"Following a boom in the sector during the Covid-19 pandemic, many holiday let owners are having to keep pace with legislative changes ensuring they keep their investment viable."
The holiday let market has had more ups and downs than a roller coaster at Thorpe Park in the past five years. It was all plain sailing until the pandemic hit and we all went staycation mad and demand went through the roof. Now this has levelled off we have concerns from locals about the high density of holiday lets in certain areas, leading to the Chancellor abolishing the business rate relief for furnished holiday lets in his recent Spring budget.
Holiday let underwriting has always been a step away from the norm, even compared to other specialist and complex income products. With affordability based on the property itself rather than the personal income of the applicant (and with no minimum personal income requirement at all), it’s common to see larger loan sizes secured on properties which are more often than not hugely characterful and/or situated in unusual or remote locations.
In fact, location in particular is something which continues to prove build in interest in today’s holiday buy-to-let market. At Hodge, we’ve continued to receive a whole range of applications for properties in city, coastal and rural areas in recent years, likely reflective of the many different ways in which UK consumers now use holiday lets for both work and leisure. And this will no doubt change again due to the alterations to council tax costs for second homes, as well as the changes to the business rate relief too.
Work trips are more often mixed with leisure, as the standard ‘office hours’ society used to abide by continue to fall away. We now live in a world where an organisation based in one city can have staff working in areas hundreds of miles away, so temporary accommodation becomes a more attractive proposition for organisations looking to meet with its staff periodically throughout the year.
Similarly, consumers with a diminished sense of financial wellbeing in the current economic climate continue to focus on the UK market for their holidays, and these are just a few of the changing trends we’ve seen in recent years within the market.
Following a boom in the sector during the Covid-19 pandemic, many holiday let owners are having to keep pace with legislative changes ensuring they keep their investment viable. At Hodge, we’re working hard to help investors who wish to occasionally use their properties while also maximising returns by offering short-terms rentals via sites such as AirBnB.

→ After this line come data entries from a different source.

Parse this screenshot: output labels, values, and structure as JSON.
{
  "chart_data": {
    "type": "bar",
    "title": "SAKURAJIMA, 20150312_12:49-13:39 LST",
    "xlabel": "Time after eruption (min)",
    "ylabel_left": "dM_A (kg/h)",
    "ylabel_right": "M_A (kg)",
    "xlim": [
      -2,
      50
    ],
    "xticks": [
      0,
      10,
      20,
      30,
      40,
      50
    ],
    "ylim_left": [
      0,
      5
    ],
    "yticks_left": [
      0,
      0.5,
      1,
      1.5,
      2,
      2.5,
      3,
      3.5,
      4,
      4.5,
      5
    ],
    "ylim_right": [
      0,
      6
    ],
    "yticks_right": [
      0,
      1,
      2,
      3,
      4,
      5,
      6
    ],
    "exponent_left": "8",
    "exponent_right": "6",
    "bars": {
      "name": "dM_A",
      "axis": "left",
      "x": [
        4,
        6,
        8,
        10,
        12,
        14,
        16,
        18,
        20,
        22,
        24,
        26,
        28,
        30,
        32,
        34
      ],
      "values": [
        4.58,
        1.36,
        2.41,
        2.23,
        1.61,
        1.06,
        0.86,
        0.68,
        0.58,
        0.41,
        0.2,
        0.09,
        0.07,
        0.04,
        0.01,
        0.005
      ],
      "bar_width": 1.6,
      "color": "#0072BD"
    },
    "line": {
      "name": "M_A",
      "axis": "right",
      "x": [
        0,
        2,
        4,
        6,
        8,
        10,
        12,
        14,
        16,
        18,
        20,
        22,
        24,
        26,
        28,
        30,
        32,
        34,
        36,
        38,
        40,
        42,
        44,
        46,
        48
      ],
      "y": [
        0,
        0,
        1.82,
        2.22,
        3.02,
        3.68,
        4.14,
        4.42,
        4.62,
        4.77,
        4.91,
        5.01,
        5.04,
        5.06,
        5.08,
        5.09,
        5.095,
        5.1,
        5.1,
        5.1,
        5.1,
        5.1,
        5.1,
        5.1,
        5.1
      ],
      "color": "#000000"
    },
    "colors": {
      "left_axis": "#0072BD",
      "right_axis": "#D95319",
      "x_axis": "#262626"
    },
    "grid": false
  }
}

We’ve also reduced the amount of documentation requirements to help keep a light touch to the application process throughout, showing confidence in the self-funding nature of the propositions we receive and starting all underwriting assessments with a ‘yes’ - only changing this attitude as and when it is absolutely needed to do so.
At Hodge, to help the borrowers we’re working with continue to feel confident and secure in the commitment they’re making, we’ve also enhanced the criteria on our holiday let products to accommodate debt consolidation and larger loan sizes, and leant on the expertise of our own in-house property team to provide further insight and feedback too.
This can be particularly useful in supporting applicants where the property involved is more quirky or unusual, and in getting guidance on location around local hotspots and licensing issues, for example. It has also helped us as underwriters with our ‘yes first’ attitude and to further our holistic view on evaluating applications.
When it comes to affordability, we are assessing this on a 30-week period basis to ensure there is sufficient headroom and continuing to monitor current and proposed regulatory and licensing developments to ensure we are continuing to meet the needs of holiday let investors in a responsible way too.
This is because, as underwriters, we recognise that in spite of the changes experienced by those operating in the holiday let market since the pandemic came to an end, many of the factors which encouraged them to enter it in the first place are still present today. There are still many UK holidaymakers, not to mention professionally-focused consumers, wanting an
alternative to foreign travel and the potential for a decent return on short-term rentals to be made in the process – provided holiday let owners have the right tools at their disposal to roll with the ever increasing changes in the process.